What does it mean for artificial intelligence to be truly intelligent? For decades, the answer has been the Turing Test: can a machine fool you into thinking it's human? But Microsoft Corp. (MSFT) AI CEO Mustafa Suleyman thinks that's the wrong question entirely.
On Monday, Suleyman took to X with a provocative new benchmark. "The next big milestone I'm watching for on our way to AGI: Artificial Capable Intelligence (ACI)," he wrote. "Can an agent take $100k and legally turn it into $1M? To me that's the modern Turing Test."
From Conversation to Capability
The original Turing Test, proposed by British mathematician Alan Turing, was all about imitation. If a machine could mimic human responses well enough to fool a human interrogator, it passed. Simple enough, and pretty well conquered by modern chatbots.

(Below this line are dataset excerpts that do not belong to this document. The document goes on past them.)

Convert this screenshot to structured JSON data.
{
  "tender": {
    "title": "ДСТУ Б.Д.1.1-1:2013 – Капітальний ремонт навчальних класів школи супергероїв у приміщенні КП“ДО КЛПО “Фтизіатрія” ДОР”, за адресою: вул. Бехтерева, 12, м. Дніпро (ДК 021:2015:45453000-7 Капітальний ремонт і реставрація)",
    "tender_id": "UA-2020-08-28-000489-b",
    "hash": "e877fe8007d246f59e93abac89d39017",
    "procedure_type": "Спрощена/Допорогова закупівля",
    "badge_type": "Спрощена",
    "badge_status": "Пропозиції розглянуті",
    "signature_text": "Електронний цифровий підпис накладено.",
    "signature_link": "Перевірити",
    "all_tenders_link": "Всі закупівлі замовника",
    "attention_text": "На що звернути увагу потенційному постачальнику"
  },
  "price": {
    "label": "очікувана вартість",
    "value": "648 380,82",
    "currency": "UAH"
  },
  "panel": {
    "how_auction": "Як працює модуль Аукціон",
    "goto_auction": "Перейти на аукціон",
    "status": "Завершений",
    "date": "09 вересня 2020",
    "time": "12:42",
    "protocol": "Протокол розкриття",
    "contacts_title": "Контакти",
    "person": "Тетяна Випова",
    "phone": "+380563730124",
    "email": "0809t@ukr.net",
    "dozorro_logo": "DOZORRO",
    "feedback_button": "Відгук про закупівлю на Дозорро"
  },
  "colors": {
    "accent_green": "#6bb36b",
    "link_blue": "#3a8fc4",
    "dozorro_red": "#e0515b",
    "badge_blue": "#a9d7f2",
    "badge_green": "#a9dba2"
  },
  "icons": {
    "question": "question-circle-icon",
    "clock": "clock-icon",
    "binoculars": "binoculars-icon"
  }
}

Suleyman's version is different. It's not about sounding human but about doing human things, specifically the kind of complex, multi-step problem-solving that creates real economic value. Planning, executing, adapting, and yes, staying on the right side of the law while doing it.
It's an interesting reframe. Rather than asking whether AI can pass for human in a conversation, Suleyman wants to know if it can navigate the messy real world of commerce, regulation, and strategic decision-making. That's a considerably higher bar.
The AI Arms Race Heats Up
Suleyman isn't just any AI executive pontificating about the future. He co-founded Alphabet Inc.'s (GOOGL) Google DeepMind before joining Microsoft in March 2024. His move came at a moment when Google was restructuring DeepMind to unify its AI strategy, amid criticism that it was falling behind Microsoft in the race toward artificial general intelligence.
And what a race it is. Big Tech companies are locked in an increasingly expensive competition for AI talent, with compensation packages reaching eye-watering levels.
The Billion-Dollar Talent War
Despite the fierce competition, Suleyman has been vocal about Microsoft's approach. Last month, he criticized rivals for offering massive signing bonuses, arguing instead for smaller, tightly aligned teams rather than throwing money at the problem.
But the talent war shows no signs of cooling down. Meta Platforms, Inc. (META) has been particularly aggressive, recently recruiting Apple Inc.'s (AAPL) former head of human interface design, Alan Dye, to strengthen its consumer hardware and AI ambitions.
That followed reports that Meta dangled a staggering $1.5 billion compensation package to Andrew Tulloch of Mira Murati's Thinking Machines Lab. Yes, billion with a B.
Microsoft, for its part, hasn't exactly been sitting on the sidelines. Reports suggest the company has offered multimillion-dollar pay packages to lure key engineers and researchers away from Meta and other competitors. Apparently avoiding inflated compensation battles is easier said than done when everyone else is writing nine-figure checks.
The stakes are high because the prize is potentially enormous. Whoever gets to AGI first, or even to Suleyman's "Artificial Capable Intelligence," could reshape entire industries. The question of whether an AI can legally turn $100,000 into a million dollars isn't just a thought experiment. It's a preview of what economic disruption might actually look like when machines can independently execute complex business strategies.
For now, we're still waiting to see which AI will pass Suleyman's modern Turing Test. But with this much money and talent flowing into the space, we probably won't be waiting long.